# Aesop: Male or Female



## slideaboot (May 21, 2011)

Bobby thought Aesop was a male (which is what I preferred) when I got him back in July. 

What do you guys think now? I've got a couple headshots here (not the best, but maybe you can tell...)


----------



## Rhetoric (May 21, 2011)

Do you have any vent pics? 
I'm not sure if its for all tegus or just black and whites or what but I noticed that my 2 tegus that are for sure males have wider heads and longer necks. My tegu that I think is female has a more narrow head and a longer snout. 
Again, not sure if its just my tegus but my "female" also has most of her body weight further down her abdomen, my males start to get bigger right at the armpits. She gets a lot wider a couple ribs down. Idk if that makes sense or not, I can find a picture to compare them if you want... No spurs or buttons so far?


----------



## slideaboot (May 22, 2011)

I'll get a vent pic or two today. Here's a "better" head shot...

Vent pic to follow later.


----------



## Rhetoric (May 22, 2011)

Now I'm not sure I should have answered lol. The female of mine I was referring to is more than likely a male.. 
But in any case, the females tend to have more of their weight further back. As well as more narrow heads and smaller necks.


----------



## reptastic (May 24, 2011)

looks like a male to me, as rhetoric mentioned about the b/W differences i have found it to be the exact opposite in giants except the head/neck part my giant(aesops brother) is very wide around the abdomen area just like my female normal was only difference is he has bottons and a hemipenis lol but all the female giants i have seen are usually slender built as oppose to the very bulky males


----------



## slideaboot (May 24, 2011)

Man, I hope you're right!!! He's so darn big...I thought he'd HAVE to be male (especially with how quickly he grew!)

He's on a SERIOUS growth spurt, too. All of a sudden he went from eating every other day to MOWING down a bowl of turkey every day. He should be 11 or 12 feet by the end of summer....


----------



## new2tegus (Jun 14, 2011)

I'm going to guess male, just because of that girth in the jaw there,those are some big jowls.
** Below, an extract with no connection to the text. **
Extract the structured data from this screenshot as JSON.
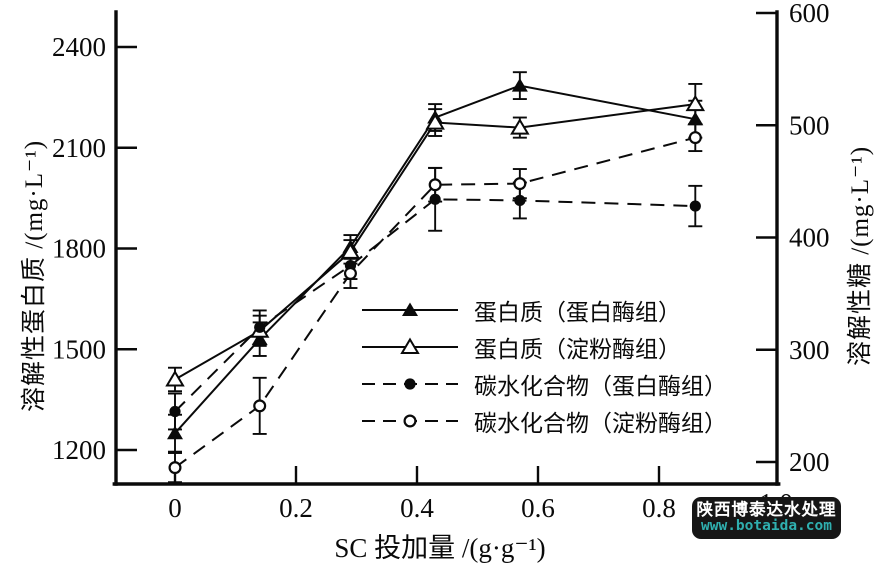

Bobby told me the females won't get that, I'm new,but if it's a strictly male trait, then I'd say male.


----------



## Kingwolf26 (Jun 17, 2011)

I say female unless Aesop has buttons at base of tail


----------



## montana (Jun 17, 2011)

[He] looks pretty big ...

Try a little Vaseline on your pinky ... You will figgure it out ...

If it feels [like a girl] it is if its a male you will find out in a hurry ...


----------



## reptastic (Jun 17, 2011)

Actually larger females have jowls somewhat, they just arent as large and pronounced as the males


----------